Eliminating the child credit for those with incomes over $100,000 would increase revenue by an additional $10 billion.
So just those three changes to the list of base broadening measures would raise $75 billion or more than enough to exceed the $64 billion of potential shortfall with the very conservative assumptions noted above.
Additional tax revenue could be raised without reducing incentives to save or to invest efficiently by eliminating the exclusion for high-income taxpayers of such things as capital gains on home sales, the “cafeteria plan” benefits, and the capital gains at death.
One further point on the appropriate marginal tax rate (objection 1 above): although the top statutory rate is 35 percent, the effective top marginal tax rate is higher because of various phase-out provisions that affect high-income taxpayers (PEP, Pease, etc.) so my original assumption of a 30 percent marginal tax rate could be appropriate even with the Romney rate reductions.
The final objection is to my use of the $100,000 level to show that the middle class (i.e., those below $100,000 AGI) would experience no tax increases.
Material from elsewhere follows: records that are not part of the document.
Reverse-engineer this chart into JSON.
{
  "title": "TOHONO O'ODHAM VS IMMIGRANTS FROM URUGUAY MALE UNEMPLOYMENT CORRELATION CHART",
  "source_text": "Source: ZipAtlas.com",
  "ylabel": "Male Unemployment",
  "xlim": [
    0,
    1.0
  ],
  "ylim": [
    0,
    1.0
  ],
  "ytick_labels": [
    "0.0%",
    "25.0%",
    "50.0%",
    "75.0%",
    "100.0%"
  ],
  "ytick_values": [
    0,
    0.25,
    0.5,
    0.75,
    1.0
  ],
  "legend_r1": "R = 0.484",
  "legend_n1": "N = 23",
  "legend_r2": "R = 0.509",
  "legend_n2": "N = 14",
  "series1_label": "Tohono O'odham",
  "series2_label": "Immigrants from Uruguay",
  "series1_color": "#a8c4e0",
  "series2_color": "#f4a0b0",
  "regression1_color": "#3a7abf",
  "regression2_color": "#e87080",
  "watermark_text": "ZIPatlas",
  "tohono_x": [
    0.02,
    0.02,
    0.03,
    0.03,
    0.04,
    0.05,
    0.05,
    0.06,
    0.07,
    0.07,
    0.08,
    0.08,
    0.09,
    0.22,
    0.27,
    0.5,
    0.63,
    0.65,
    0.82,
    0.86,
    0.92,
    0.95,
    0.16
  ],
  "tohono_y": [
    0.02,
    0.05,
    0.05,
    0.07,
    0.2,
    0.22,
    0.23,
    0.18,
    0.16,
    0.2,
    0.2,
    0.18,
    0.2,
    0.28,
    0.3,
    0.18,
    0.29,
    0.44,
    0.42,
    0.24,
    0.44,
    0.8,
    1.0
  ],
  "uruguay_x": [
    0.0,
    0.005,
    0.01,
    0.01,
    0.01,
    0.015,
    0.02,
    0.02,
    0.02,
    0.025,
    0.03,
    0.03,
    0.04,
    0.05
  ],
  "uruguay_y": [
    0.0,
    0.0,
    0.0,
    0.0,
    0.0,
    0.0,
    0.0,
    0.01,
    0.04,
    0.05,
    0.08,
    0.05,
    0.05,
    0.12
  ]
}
The $100,000 level corresponds to 21 percent of all taxable returns and a significantly smaller fraction of all households. I think it is very reasonable to say that people in that high-income group are not the “middle class.” The TPC focus on those with AGI over $200,000 limits that group to the top 4 million taxpayers who are three percent of all returns and five percent of all taxable returns.
So I think my conclusion stands: it is feasible to combine tax cuts and base broadening as Governor Romney suggests without raising the budget deficit or imposing any middle class tax increase. Critics might not like the Romney plan but they cannot call it “mathematically impossible.”